Epic: Researcher User Workflow — End-to-End Execution Experience

Owner: Anurag Gupta

Contributors: Javed Habib (execution backend), Khoa Nguyen (sandboxing / code execution), Samyak Jain (MDI / ingestion)

Version: 1.1 (March 2026)

Purpose of This Document

This document defines the frontend architecture and implementation plan for the researcher-facing workflow execution experience. It covers the full roundtrip from cohort export through samplesheet assembly, pipeline execution, and result retrieval.

It is also the integration reference for backend contributors. The contracts defined here — API shapes, data handoff points, error formats — determine what the backend must deliver for the UI to function. Where those contracts are not yet finalised, this document flags them as open dependencies.

The Problem Being Solved

The platform already has several pieces: a cohort builder, a file registry, a pipeline execution engine, an ingestion service. What it does not have is a continuous path through them. Today, a researcher who builds a cohort has no clear next step inside the platform. They would have to export a file, edit it externally, manually assemble a Nextflow command, and run it somewhere else. That is not a platform — that is a collection of tools.

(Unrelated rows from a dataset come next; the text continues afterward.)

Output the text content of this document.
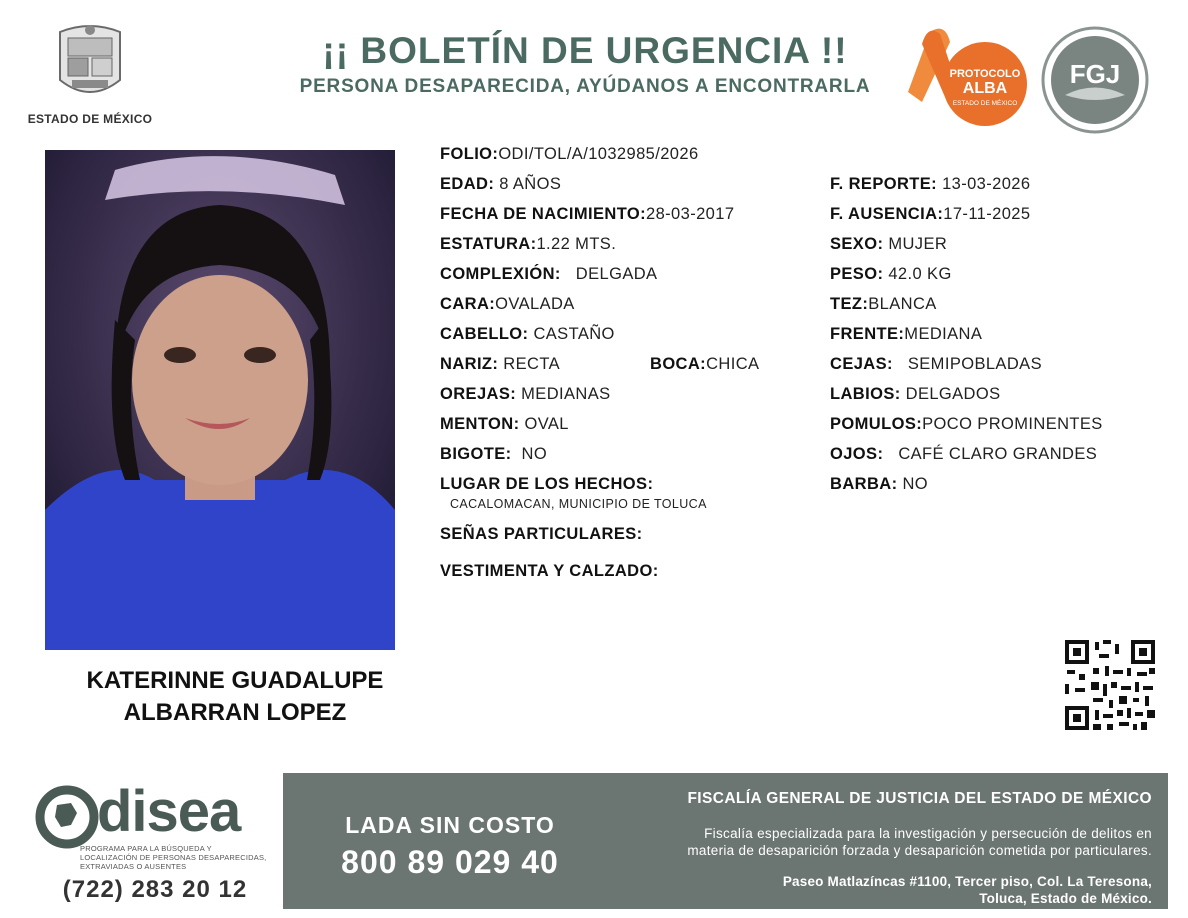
ESTADO DE MÉXICO
¡¡ BOLETÍN DE URGENCIA !!
PERSONA DESAPARECIDA, AYÚDANOS A ENCONTRARLA
PROTOCOLO
ALBA
ESTADO DE MÉXICO
FGJ
KATERINNE GUADALUPE
ALBARRAN LOPEZ
FOLIO:ODI/TOL/A/1032985/2026
EDAD: 8 AÑOS
FECHA DE NACIMIENTO:28-03-2017
ESTATURA:1.22 MTS.
COMPLEXIÓN: DELGADA
CARA:OVALADA
CABELLO: CASTAÑO
NARIZ: RECTA	BOCA:CHICA
OREJAS: MEDIANAS
MENTON: OVAL
BIGOTE: NO
LUGAR DE LOS HECHOS:
CACALOMACAN, MUNICIPIO DE TOLUCA
SEÑAS PARTICULARES:
VESTIMENTA Y CALZADO:
F. REPORTE: 13-03-2026
F. AUSENCIA:17-11-2025
SEXO: MUJER
PESO: 42.0 KG
TEZ:BLANCA
FRENTE:MEDIANA
CEJAS: SEMIPOBLADAS
LABIOS: DELGADOS
POMULOS:POCO PROMINENTES
OJOS: CAFÉ CLARO GRANDES
BARBA: NO
disea
PROGRAMA PARA LA BÚSQUEDA Y LOCALIZACIÓN DE PERSONAS DESAPARECIDAS, EXTRAVIADAS O AUSENTES
(722) 283 20 12
LADA SIN COSTO
800 89 029 40
FISCALÍA GENERAL DE JUSTICIA DEL ESTADO DE MÉXICO
Fiscalía especializada para la investigación y persecución de delitos en
materia de desaparición forzada y desaparición cometida por particulares.
Paseo Matlazíncas #1100, Tercer piso, Col. La Teresona,
Toluca, Estado de México.
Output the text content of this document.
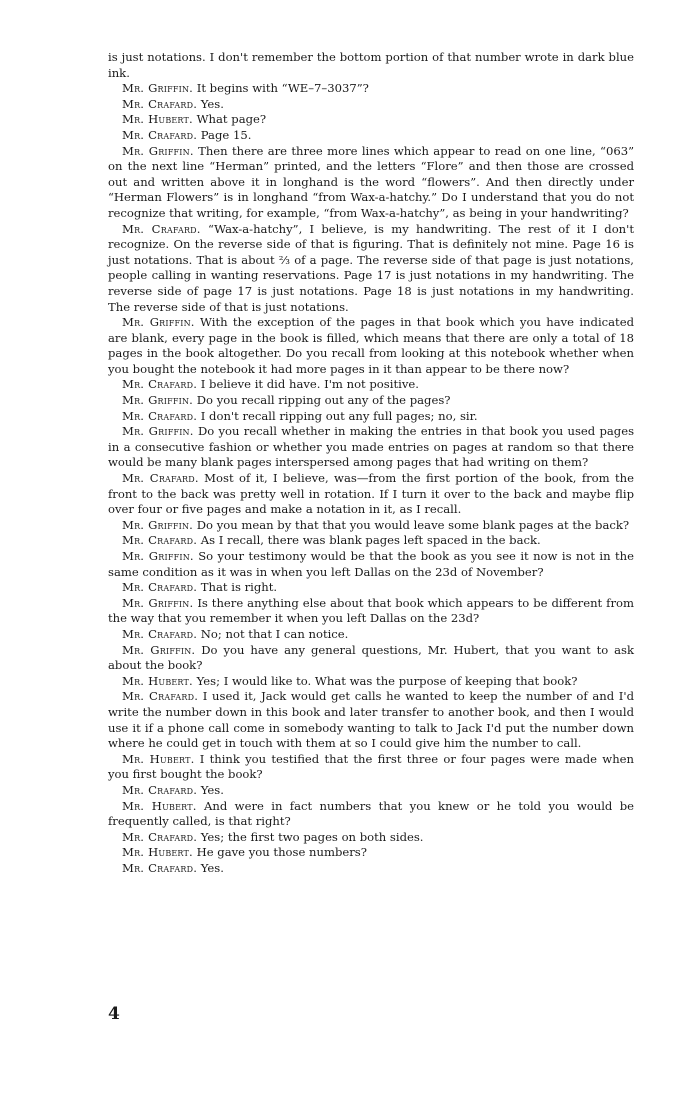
is just notations. I don't remember the bottom portion of that number wrote in dark blue ink.

Mr. Griffin. It begins with “WE–7–3037”?

Mr. Crafard. Yes.

Mr. Hubert. What page?

Mr. Crafard. Page 15.

Mr. Griffin. Then there are three more lines which appear to read on one line, “063” on the next line “Herman” printed, and the letters “Flore” and then those are crossed out and written above it in longhand is the word “flowers”. And then directly under “Herman Flowers” is in longhand “from Wax-a-hatchy.” Do I understand that you do not recognize that writing, for example, “from Wax-a-hatchy”, as being in your handwriting?

Mr. Crafard. “Wax-a-hatchy”, I believe, is my handwriting. The rest of it I don't recognize. On the reverse side of that is figuring. That is definitely not mine. Page 16 is just notations. That is about ⅔ of a page. The reverse side of that page is just notations, people calling in wanting reservations. Page 17 is just notations in my handwriting. The reverse side of page 17 is just notations. Page 18 is just notations in my handwriting. The reverse side of that is just notations.

Mr. Griffin. With the exception of the pages in that book which you have indicated are blank, every page in the book is filled, which means that there are only a total of 18 pages in the book altogether. Do you recall from looking at this notebook whether when you bought the notebook it had more pages in it than appear to be there now?

Mr. Crafard. I believe it did have. I'm not positive.

Mr. Griffin. Do you recall ripping out any of the pages?

Mr. Crafard. I don't recall ripping out any full pages; no, sir.

Mr. Griffin. Do you recall whether in making the entries in that book you used pages in a consecutive fashion or whether you made entries on pages at random so that there would be many blank pages interspersed among pages that had writing on them?

Mr. Crafard. Most of it, I believe, was—from the first portion of the book, from the front to the back was pretty well in rotation. If I turn it over to the back and maybe flip over four or five pages and make a notation in it, as I recall.

Mr. Griffin. Do you mean by that that you would leave some blank pages at the back?

Mr. Crafard. As I recall, there was blank pages left spaced in the back.

Mr. Griffin. So your testimony would be that the book as you see it now is not in the same condition as it was in when you left Dallas on the 23d of November?

Mr. Crafard. That is right.

Mr. Griffin. Is there anything else about that book which appears to be different from the way that you remember it when you left Dallas on the 23d?

Mr. Crafard. No; not that I can notice.

Mr. Griffin. Do you have any general questions, Mr. Hubert, that you want to ask about the book?

Mr. Hubert. Yes; I would like to. What was the purpose of keeping that book?

Mr. Crafard. I used it, Jack would get calls he wanted to keep the number of and I'd write the number down in this book and later transfer to another book, and then I would use it if a phone call come in somebody wanting to talk to Jack I'd put the number down where he could get in touch with them at so I could give him the number to call.

Mr. Hubert. I think you testified that the first three or four pages were made when you first bought the book?

Mr. Crafard. Yes.

Mr. Hubert. And were in fact numbers that you knew or he told you would be frequently called, is that right?

Mr. Crafard. Yes; the first two pages on both sides.

Mr. Hubert. He gave you those numbers?

Mr. Crafard. Yes.

4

This epic closes the gap. It makes the platform the place where the full roundtrip happens:

Cohort → Samplesheet → Edit → Run → Results

Everything in scope here is in service of that single journey.

User Journey

The researcher has built a cohort — a named collection of samples — in the cohort builder. They click Export to Samplesheet.
The platform generates a CSV pre-filled with sample IDs and file paths for all samples in the cohort. It opens immediately in an in-platform spreadsheet editor.
The researcher reviews the samplesheet. They:
- Add or remove rows (mix in their own uploaded files alongside SRA data)
- Fill in pipeline-specific columns the platform cannot auto-fill (e.g. strandedness, contrast group labels)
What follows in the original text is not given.